Experiential training over just one day is enough to help professionals develop consultation skills that are more patient centred. [16,17] As was demonstrated in the MAGIC programme supported by the Health Foundation, “Skills trump tools and attitudes trump skills.”

To help embed shared decision making in clinical practice, clinicians can be aided by a model that plans the conversation in stages 1) treatment choices 2) “trade-offs” and 3) decisions, taking into account the persons individual goals and preferences. Glyn Elwyn and others [18] have recently published the “three talk model” which can be used to facilitate shared decision making. The flexibility of this model recognises the different levels of participation and support that people may want to have in the decision making process.

More ways of supporting Shared Decision making

We must encourage people to take a pro-active approach to making decisions about their care. This could involve providing them with access to shared decision making aids,facilitating audio recordings of their consultations, and encouraging them to view online videos about treatment choices. All of these methods can and do help people make realistic decisions about their care that are right for them and help them recognise the limitations, but also benefits of the options available to them.

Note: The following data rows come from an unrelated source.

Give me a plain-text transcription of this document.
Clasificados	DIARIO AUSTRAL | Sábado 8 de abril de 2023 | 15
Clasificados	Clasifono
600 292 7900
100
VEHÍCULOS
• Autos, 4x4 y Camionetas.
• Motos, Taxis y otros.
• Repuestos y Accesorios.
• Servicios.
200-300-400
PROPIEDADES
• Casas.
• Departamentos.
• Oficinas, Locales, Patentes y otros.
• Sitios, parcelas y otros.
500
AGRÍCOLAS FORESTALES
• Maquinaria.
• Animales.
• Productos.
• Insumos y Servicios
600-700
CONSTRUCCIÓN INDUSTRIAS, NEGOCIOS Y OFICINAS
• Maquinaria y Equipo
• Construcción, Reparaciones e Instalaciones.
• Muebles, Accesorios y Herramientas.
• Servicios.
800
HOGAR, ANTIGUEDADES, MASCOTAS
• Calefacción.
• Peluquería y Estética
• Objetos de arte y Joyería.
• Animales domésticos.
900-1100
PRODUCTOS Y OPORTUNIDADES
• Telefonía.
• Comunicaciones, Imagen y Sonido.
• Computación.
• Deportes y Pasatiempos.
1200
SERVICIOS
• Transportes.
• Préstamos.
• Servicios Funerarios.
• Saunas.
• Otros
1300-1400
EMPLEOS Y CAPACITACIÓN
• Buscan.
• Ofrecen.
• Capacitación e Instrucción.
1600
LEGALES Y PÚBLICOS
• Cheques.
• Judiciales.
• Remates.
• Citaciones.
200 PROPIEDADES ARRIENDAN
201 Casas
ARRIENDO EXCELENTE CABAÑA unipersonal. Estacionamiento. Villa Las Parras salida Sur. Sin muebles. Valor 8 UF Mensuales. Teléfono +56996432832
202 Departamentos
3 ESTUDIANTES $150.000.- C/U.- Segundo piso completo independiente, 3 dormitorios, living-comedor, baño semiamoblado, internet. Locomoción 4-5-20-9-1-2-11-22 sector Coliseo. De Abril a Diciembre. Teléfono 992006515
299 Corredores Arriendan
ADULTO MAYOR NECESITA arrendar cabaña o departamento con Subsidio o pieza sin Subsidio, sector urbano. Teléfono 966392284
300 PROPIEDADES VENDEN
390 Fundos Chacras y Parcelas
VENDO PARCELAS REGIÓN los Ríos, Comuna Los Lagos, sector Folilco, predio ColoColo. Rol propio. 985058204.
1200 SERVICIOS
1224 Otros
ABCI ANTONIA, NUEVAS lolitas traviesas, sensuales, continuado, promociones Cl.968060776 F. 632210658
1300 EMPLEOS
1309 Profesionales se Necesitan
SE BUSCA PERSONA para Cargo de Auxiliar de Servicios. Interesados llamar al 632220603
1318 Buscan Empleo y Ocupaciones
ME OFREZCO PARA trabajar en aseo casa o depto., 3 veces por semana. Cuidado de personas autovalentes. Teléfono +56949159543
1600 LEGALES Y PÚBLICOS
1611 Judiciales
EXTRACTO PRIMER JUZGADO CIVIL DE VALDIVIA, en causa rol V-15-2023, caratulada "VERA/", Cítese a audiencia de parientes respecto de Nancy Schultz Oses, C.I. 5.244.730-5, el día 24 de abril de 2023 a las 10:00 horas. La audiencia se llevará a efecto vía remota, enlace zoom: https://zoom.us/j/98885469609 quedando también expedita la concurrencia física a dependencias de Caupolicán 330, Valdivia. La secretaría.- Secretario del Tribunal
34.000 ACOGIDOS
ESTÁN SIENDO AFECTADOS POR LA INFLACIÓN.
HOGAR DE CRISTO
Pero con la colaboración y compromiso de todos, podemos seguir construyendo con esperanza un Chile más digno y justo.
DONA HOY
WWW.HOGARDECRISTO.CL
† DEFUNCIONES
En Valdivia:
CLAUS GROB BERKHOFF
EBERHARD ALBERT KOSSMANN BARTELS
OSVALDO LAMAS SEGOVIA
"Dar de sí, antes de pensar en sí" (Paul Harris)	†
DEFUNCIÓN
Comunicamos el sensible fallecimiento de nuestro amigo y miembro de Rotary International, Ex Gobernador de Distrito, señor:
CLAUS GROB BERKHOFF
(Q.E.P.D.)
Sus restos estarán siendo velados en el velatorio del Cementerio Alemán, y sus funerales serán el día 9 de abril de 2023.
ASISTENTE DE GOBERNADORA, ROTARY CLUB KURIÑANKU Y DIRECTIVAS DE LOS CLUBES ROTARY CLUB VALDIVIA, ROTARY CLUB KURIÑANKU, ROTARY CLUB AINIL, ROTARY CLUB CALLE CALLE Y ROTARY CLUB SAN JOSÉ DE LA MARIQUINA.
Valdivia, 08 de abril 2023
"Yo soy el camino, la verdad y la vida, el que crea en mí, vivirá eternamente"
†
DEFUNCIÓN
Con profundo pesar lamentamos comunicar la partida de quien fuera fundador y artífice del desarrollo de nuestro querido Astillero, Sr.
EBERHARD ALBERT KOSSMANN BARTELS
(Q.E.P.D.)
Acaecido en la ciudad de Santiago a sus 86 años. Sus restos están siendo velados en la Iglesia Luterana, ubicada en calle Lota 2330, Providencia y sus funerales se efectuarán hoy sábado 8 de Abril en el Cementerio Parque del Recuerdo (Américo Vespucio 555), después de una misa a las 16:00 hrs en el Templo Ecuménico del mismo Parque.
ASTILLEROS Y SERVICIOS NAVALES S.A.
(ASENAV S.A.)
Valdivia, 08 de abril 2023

Shared Decision Making And Incapacity

In some instances a person’s ability to make decisions about aspects of their care may be impaired. It is essential that all clinicians understand how to assess capacity and use opportunities to maximise a person’s ability to make decisions wherever possible. Information on how to assess capacity is available on the GMC website.

Sometimes a person will lack the capacity to make a particular decision and clinicians should be aware how to use the legislation which exists to protect the person’s rights and provide safeguards. ( Adults with Incapacity (Scotland) Act 2000 and via the Mental Welfare Commission).

Shared decision making remains relevant in this group of people and may require enquiry into what a person’s views were in the past, discussion with relatives or carers and anyone advocating on their behalf.

Conclusion

Shared decision making must become embedded in routine clinical practice. The evidence we have discussed in this chapter suggests that while many professionals practice shared decision making, we can do better. It is the key to strengthening relationships between professionals and individuals, and to reducing unnecessary harm and regret caused by inappropriate or unwanted treatments.

Professionals working in the NHS today are working in challenging environments and making changes to the way we work can be difficult. Nevertheless, we must adapt the way we deliver care to ensure that we are empowering and enabling patients to be in control of their own health and health care. Let’s not underestimate the importance of being human; sometimes offering a supportive hand and displaying empathy will give people the courage they need to decide what is best for them.

We hope that some of the methods, tools and case studies highlighted in this chapter will support and encourage your work in partnership with patients to deliver care that people really value.